TMEM117 Inhibitors

Chemical inhibitors of TMEM117 can impede the protein's function through a variety of mechanisms that target its association with cellular membranes or its role in signaling pathways. Phloretin disrupts TMEM117 by interfering with its interaction with cellular membranes, possibly altering the dynamics or the lipid composition essential for its proper localization or activity. Similarly, Chlorpromazine affects membrane integrity and fluidity, which could impair TMEM117's membrane-associated functions. Progesterone and Tamoxifen, through their interactions with membrane-bound proteins and the lipid environment, can alter the membrane association of TMEM117 or affect the microenvironment necessary for its functional conformation. Genistein inhibits TMEM117 by targeting protein tyrosine kinases, which may affect the phosphorylation status of TMEM117 or proteins in close interaction with it.
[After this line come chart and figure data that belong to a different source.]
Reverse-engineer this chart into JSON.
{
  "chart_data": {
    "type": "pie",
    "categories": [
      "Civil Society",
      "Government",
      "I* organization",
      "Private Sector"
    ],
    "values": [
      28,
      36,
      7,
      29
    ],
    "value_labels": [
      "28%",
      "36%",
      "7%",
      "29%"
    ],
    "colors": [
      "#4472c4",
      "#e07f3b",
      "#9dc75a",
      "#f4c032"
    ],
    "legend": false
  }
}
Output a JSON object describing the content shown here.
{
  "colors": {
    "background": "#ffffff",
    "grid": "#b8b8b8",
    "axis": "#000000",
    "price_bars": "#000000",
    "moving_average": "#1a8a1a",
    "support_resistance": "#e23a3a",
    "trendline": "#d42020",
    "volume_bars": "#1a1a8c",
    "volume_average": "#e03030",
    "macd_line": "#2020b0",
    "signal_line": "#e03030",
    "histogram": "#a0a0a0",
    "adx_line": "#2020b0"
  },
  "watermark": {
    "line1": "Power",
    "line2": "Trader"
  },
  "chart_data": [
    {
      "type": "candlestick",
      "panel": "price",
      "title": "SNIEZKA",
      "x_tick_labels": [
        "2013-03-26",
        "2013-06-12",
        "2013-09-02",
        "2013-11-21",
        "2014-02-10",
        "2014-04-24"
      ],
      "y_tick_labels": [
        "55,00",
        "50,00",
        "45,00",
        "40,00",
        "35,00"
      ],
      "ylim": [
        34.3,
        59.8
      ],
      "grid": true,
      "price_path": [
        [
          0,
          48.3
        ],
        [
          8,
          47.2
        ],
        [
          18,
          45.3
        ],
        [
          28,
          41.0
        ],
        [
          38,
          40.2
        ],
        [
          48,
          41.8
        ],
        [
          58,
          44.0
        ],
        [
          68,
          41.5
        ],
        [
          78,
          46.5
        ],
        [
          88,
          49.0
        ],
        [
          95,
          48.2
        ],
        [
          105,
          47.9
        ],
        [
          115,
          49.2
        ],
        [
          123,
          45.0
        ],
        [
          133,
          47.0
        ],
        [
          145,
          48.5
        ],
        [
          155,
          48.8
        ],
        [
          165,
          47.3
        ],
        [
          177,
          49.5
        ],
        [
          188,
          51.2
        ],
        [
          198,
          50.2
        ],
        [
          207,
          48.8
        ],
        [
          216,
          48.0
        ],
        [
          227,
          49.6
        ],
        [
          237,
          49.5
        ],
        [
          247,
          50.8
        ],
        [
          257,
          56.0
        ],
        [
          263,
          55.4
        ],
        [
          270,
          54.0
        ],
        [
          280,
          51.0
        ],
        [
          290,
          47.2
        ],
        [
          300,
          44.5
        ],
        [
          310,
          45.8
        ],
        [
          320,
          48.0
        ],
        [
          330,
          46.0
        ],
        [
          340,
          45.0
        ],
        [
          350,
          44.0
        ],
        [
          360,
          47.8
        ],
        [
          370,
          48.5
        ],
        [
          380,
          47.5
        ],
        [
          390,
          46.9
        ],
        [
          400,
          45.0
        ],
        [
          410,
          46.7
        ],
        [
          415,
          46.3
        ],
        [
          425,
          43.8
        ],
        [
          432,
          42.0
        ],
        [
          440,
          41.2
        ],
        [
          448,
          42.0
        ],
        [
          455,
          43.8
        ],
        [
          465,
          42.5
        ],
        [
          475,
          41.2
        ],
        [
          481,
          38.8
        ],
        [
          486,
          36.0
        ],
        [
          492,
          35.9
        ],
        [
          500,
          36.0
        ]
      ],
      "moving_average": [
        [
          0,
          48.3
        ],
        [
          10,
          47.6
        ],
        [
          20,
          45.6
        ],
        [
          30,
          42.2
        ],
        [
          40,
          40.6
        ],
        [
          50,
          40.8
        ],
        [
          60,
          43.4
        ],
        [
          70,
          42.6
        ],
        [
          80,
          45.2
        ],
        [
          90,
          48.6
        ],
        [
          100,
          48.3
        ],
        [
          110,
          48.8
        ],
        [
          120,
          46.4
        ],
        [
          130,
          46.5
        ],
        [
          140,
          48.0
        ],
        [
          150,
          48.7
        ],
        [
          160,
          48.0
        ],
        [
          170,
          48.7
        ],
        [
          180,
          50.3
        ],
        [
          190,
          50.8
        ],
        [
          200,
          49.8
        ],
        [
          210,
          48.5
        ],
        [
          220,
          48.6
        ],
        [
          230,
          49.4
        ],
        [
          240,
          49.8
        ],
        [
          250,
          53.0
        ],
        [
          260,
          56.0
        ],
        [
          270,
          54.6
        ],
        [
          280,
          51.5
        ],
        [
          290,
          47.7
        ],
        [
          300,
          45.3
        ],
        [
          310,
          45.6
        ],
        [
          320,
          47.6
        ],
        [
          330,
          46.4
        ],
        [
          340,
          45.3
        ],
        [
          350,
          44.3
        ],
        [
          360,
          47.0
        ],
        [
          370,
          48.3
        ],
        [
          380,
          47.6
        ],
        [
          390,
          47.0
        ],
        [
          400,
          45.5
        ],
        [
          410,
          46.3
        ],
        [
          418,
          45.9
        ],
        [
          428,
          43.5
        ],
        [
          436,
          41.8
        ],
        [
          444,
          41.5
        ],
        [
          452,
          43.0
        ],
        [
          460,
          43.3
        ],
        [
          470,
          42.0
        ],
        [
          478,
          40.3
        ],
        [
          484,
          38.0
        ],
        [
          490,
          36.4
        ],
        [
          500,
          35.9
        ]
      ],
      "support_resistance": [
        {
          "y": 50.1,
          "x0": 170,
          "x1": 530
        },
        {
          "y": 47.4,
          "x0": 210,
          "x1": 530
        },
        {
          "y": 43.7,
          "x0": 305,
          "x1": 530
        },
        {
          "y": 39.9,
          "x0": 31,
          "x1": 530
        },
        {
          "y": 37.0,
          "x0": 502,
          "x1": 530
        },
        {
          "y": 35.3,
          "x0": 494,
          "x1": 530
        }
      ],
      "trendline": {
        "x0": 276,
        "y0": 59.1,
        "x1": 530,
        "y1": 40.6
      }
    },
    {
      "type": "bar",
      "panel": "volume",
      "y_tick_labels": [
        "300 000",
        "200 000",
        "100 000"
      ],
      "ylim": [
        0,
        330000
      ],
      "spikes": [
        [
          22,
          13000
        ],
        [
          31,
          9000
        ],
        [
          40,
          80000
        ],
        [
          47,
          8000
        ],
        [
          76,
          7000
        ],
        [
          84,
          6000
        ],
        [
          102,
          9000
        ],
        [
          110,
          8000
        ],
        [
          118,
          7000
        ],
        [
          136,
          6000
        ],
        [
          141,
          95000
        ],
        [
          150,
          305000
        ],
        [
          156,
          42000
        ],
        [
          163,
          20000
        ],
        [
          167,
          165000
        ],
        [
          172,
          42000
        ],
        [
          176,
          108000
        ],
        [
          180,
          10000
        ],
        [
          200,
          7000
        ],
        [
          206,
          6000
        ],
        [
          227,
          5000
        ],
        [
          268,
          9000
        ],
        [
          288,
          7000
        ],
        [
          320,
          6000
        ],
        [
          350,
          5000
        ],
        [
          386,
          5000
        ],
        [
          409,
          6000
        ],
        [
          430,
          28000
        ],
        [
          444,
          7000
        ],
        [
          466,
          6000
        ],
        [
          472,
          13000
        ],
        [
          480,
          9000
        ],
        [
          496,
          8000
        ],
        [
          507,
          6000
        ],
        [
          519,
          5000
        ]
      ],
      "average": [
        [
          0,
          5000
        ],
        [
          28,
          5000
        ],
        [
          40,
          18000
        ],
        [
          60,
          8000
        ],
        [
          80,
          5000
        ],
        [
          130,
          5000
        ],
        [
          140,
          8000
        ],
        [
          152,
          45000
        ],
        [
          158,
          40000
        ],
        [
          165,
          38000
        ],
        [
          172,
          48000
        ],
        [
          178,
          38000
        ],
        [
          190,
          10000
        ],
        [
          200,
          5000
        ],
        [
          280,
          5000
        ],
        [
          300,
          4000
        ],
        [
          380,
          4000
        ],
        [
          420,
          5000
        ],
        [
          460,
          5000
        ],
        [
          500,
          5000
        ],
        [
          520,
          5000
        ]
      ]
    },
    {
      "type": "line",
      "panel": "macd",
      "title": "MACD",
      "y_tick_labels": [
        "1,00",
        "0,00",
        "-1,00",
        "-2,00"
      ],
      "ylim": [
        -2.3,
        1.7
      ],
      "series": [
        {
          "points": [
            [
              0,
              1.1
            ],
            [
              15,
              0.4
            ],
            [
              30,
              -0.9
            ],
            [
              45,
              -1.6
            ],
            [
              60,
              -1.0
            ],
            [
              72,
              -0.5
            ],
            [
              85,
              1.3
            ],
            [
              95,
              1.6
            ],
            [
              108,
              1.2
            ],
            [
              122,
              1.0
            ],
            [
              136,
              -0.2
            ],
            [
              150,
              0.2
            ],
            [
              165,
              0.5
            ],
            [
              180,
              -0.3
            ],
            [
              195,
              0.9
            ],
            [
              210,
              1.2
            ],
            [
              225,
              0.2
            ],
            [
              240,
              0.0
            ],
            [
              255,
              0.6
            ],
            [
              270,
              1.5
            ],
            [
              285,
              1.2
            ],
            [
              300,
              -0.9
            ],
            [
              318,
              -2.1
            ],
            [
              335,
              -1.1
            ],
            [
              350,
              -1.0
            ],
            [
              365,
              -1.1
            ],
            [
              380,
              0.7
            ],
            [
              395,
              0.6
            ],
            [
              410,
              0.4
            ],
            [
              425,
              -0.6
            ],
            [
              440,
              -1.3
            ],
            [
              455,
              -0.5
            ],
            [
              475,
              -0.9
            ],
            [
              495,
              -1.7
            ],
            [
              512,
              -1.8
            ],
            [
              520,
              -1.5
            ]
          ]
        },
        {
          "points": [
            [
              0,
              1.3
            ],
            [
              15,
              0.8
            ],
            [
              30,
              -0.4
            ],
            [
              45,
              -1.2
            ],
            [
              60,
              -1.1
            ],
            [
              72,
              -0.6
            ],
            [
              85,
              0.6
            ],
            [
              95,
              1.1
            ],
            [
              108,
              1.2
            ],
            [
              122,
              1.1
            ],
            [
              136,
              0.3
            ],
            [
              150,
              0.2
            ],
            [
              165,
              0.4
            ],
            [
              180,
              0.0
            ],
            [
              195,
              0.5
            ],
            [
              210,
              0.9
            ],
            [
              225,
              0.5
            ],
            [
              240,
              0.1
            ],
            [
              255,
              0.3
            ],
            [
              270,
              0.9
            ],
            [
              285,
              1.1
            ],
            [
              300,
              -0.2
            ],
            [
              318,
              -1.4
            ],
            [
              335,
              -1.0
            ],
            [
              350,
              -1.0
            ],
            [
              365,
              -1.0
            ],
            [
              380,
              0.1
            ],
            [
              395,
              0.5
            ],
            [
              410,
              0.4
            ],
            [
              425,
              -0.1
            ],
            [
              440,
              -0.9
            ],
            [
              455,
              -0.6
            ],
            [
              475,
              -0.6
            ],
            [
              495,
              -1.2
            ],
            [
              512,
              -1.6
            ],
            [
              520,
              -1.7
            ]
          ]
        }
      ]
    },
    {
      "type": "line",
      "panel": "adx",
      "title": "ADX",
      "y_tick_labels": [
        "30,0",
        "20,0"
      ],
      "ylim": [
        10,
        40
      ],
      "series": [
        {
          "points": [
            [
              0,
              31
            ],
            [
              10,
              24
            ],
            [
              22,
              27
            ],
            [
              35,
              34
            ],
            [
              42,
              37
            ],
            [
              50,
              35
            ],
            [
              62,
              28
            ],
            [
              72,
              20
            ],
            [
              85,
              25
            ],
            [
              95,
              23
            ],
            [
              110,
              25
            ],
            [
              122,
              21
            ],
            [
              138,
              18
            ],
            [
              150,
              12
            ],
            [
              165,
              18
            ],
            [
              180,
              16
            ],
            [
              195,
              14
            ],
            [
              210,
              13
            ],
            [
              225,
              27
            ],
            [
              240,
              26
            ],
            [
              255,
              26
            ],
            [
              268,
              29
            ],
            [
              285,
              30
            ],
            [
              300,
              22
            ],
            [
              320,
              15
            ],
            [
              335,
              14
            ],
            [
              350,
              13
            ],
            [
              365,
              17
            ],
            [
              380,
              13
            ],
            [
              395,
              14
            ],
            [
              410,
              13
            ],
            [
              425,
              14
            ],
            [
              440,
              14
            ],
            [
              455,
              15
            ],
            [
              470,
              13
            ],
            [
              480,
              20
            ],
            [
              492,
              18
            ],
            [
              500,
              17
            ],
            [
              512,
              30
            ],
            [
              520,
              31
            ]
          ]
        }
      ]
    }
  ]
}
Verapamil and Diltiazem, both calcium channel blockers, inhibit TMEM117 by altering calcium homeostasis, a critical factor for the protein's role in calcium-dependent signaling pathways. Nifedipine, another agent in this class, also modulates calcium signaling, which is likely to affect TMEM117's function. Quinidine influences cellular excitability and signaling by inhibiting voltage-gated sodium channels, which can disrupt TMEM117 if it is functionally connected to sodium-dependent processes. Haloperidol, by disrupting dopamine signaling pathways, may indirectly affect TMEM117's role related to ion channel activity and membrane dynamics. Amiodarone alters the lipid environment by impacting phospholipid metabolism and disrupting lipid bilayers, which can inhibit TMEM117. Lastly, Ibuprofen affects the production of prostaglandins and other lipid signaling molecules, which could be crucial for TMEM117's functional role in cell signaling.